Obadiah, clerk to Justice Day. A nincompoop, fond of drinking, but with just a shade more brains than Abel Day, who is “a thorough ass” (act i. 1).—T. Knight, The Honest Thieves (died 1820).
This farce is a mere réchauffé of The Committee (1670), a comedy by the Hon. Sir R. Howard, the names and much of the conversation being identical. Colonel Blunt is called in the farce “Captain Manly.”
Obadiah Prim, a canting, knavish hypocrite; one of the four guardians of Anne Lovely, the heiress. Colonel Feignwell personates Simon Pure, and obtains the Quaker’s consent to his marriage with Anne Lovely.—Mrs. Centlivre, A Bold Stroke for a Wife (1717).
Obermann, the impersonation of high moral worth without talent, and the tortures endured by the consciousness of this defect.—Etienne Pivert de Sen´ancour, Obermann (1804).
Oberon, king of the fairies, quarrelled with his wife, Titania, about a “changeling” which Obĕron wanted for a page, but Titania refused to give up. Oberon, in revenge, anointed her eyes in sleep with the extract of “Love in Idleness,” the effect of which was to make the sleeper in love with the first object beheld on waking. Titania happened to see a country bumpkin, whom Puck had dressed up with an ass’s head. Oberon came upon her while she was fondling the clown, sprinkled on her an antidote, and she was so ashamed of her folly that she readily consented to give up the boy to her spouse for his page.—Shakespeare, Midsummer Night’s Dream (1592).
Oberon, the Fay, king of Mommur, a humpty dwarf, three feet high, of angelic face. He told Sir Huon that the lady of the Hidden Isle (Cephalonia) married Neptanēbus, king of Egypt, by whom she had a son named Alexander “the Great.” Seven hundred years later she had another son, Oberon, by Julius Cæsar, who stopped in Cephalonia on his way to Thessaly. At the birth of Oberon the fairies bestowed their gifts on him. One was insight into men’s thoughts, and another was the power of transporting himself instantaneously to any place. At death he made Huon his successor, and was borne to paradise.—Huon de Bordeaux (a romance).
Oberthal (Count), lord of Dordrecht, near the Meuse.
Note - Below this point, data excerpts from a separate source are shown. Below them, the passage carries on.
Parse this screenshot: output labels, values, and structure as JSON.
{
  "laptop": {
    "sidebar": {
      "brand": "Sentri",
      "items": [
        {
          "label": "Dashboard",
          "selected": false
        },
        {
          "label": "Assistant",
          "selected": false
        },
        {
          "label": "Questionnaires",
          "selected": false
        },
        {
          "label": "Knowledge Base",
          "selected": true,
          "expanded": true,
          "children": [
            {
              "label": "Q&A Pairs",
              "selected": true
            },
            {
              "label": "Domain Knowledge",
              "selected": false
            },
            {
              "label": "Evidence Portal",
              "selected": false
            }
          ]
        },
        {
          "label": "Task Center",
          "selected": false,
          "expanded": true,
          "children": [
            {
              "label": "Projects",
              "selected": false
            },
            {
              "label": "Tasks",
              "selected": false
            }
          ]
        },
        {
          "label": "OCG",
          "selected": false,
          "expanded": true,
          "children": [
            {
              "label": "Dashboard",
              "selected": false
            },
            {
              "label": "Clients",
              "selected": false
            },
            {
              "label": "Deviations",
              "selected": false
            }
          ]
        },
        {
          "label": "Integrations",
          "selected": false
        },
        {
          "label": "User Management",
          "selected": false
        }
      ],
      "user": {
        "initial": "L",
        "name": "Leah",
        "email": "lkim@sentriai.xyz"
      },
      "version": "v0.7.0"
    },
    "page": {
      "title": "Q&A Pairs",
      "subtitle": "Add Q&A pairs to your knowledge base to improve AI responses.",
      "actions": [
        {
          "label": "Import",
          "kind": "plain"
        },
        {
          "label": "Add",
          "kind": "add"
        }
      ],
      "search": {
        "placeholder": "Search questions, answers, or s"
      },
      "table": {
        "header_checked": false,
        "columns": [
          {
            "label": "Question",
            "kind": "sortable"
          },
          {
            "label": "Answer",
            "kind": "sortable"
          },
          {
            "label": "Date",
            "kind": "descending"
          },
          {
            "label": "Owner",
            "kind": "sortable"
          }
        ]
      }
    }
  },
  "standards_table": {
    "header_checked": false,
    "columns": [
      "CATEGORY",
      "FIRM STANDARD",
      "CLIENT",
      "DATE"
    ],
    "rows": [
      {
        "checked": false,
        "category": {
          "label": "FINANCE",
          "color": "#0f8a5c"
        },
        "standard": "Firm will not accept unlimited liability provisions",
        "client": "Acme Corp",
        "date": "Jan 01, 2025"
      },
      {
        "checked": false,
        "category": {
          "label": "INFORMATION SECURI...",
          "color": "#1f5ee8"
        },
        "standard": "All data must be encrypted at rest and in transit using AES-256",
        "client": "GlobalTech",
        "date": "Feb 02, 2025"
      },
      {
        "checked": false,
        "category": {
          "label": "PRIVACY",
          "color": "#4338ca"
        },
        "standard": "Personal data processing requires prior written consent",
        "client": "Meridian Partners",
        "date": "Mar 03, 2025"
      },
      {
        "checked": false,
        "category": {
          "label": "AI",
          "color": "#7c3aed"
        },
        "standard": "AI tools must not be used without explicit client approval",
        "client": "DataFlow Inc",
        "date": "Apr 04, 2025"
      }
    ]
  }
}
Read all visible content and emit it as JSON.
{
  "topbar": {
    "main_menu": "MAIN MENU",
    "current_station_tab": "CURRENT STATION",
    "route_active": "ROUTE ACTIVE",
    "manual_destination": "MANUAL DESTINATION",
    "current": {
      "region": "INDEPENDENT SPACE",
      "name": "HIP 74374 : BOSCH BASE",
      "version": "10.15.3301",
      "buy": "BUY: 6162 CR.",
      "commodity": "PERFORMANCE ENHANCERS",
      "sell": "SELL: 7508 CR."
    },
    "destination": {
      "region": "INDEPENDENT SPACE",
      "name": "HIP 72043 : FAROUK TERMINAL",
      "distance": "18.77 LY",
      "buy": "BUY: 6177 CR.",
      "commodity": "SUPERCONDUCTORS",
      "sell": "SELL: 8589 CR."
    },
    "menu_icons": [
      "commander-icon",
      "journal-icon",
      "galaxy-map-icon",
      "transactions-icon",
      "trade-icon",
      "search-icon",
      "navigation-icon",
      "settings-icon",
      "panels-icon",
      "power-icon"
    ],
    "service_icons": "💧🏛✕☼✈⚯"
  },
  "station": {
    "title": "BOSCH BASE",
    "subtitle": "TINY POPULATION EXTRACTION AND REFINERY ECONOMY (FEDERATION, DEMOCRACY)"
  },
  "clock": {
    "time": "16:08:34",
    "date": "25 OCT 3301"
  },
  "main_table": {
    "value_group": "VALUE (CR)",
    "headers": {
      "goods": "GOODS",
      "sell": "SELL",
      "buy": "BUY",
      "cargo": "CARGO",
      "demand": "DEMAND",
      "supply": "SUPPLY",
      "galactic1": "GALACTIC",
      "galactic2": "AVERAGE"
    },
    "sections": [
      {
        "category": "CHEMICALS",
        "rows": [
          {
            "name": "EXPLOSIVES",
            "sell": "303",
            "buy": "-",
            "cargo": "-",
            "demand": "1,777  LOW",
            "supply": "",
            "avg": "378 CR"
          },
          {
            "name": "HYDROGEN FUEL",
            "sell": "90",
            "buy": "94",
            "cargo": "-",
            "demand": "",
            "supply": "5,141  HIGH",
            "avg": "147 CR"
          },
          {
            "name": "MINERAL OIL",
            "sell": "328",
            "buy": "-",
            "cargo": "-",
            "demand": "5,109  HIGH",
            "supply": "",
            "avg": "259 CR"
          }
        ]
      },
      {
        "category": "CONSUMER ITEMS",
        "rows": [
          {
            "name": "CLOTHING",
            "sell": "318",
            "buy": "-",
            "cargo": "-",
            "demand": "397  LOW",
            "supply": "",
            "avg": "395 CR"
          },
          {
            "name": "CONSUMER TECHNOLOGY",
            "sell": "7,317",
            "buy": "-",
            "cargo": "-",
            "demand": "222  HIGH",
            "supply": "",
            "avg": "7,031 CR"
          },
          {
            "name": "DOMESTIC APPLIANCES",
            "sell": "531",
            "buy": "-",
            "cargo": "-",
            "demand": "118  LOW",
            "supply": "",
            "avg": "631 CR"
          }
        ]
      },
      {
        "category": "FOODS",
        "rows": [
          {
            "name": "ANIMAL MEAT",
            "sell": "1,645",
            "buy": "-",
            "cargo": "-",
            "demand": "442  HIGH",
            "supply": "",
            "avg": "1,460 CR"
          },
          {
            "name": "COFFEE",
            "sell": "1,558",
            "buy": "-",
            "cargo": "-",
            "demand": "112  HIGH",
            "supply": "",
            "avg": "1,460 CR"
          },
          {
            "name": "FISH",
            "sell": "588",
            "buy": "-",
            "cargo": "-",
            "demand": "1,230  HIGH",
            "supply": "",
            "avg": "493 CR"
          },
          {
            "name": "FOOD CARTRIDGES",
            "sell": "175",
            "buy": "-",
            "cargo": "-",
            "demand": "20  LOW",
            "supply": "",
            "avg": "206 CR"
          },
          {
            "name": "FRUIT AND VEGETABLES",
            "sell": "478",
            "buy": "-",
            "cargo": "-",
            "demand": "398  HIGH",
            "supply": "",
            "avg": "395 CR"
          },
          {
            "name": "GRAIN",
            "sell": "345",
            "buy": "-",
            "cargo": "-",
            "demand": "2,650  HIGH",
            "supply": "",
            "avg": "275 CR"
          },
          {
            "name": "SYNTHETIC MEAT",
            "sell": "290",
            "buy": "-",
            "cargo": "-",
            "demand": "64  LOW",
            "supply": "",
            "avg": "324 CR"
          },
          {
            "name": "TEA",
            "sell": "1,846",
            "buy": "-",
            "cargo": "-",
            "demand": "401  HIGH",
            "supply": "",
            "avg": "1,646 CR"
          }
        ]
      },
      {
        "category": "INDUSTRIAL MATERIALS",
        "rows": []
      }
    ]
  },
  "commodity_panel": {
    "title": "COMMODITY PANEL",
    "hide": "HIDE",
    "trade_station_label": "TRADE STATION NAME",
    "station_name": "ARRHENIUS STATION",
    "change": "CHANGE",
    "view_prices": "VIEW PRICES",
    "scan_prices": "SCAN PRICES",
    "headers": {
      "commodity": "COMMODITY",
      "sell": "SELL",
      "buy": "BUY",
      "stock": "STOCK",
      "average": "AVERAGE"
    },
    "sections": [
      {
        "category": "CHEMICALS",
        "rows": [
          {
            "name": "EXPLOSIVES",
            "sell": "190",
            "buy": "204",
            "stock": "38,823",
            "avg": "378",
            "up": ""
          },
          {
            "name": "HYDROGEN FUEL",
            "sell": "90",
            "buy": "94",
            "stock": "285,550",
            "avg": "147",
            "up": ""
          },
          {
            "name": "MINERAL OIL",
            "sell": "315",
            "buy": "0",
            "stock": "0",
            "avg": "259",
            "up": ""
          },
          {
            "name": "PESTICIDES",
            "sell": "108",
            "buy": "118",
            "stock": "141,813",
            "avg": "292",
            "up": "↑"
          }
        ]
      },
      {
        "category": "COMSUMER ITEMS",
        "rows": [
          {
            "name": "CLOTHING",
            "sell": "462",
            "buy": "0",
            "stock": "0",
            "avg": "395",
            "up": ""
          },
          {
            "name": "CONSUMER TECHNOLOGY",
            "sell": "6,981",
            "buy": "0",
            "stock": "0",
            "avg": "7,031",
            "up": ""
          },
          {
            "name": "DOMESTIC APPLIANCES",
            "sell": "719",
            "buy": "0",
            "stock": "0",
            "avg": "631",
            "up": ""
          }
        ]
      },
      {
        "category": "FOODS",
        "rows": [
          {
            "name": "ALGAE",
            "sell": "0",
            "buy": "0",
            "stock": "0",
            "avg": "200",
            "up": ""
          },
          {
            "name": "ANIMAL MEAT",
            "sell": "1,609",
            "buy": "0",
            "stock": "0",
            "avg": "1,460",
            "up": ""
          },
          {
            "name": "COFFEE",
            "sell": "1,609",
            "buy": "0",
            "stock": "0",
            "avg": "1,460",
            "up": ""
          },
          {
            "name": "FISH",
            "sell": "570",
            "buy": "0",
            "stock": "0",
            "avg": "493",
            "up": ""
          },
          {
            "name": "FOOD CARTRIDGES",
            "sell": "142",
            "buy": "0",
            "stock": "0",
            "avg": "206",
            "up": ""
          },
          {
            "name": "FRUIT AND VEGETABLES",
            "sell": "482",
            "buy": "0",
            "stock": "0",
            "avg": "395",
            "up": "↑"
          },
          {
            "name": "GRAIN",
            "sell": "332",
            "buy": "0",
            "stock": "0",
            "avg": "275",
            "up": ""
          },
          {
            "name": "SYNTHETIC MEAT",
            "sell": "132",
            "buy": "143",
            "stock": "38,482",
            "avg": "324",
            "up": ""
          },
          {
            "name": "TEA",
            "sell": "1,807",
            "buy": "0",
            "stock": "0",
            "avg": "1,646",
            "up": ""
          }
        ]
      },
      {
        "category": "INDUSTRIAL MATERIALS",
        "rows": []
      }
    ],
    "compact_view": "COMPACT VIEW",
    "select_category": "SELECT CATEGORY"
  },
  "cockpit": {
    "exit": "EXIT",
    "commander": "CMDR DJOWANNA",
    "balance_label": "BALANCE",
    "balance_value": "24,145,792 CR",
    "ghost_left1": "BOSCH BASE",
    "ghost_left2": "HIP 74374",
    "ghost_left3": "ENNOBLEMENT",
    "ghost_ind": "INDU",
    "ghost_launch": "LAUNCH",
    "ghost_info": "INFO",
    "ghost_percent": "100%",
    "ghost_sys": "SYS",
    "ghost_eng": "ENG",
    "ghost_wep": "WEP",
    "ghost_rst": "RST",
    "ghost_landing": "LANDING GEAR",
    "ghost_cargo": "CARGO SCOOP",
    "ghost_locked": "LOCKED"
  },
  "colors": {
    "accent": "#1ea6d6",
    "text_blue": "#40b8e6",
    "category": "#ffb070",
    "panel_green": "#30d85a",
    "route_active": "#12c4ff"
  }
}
When Bertha, one of his vassals, asked permission to marry John of Leyden, the count withheld his consent, as he designed to make Bertha his mistress. This drove John into rebellion, and he joined the anabaptists. The count was taken prisoner by Gio´na, a discarded servant, but was liberated by John. When John was crowned prophet-king the count entered the banquet-hall to arrest him, and perished with him in the flames of the burning palace.—Meyerbeer, Le Prophète (opera, 1849).
Obi. Among the negroes of the West Indies “Obi” is the name of a magical power, supposed to affect men with all the curses of an “evil eye.”
Obi-Woman (An), an African sorceress, a worshipper of Mumbo Jumbo.
Obi´dah, a young man who meets with various adventures and misfortunes allegorical of human life.—Dr. Johnson, The Rambler (1750-2).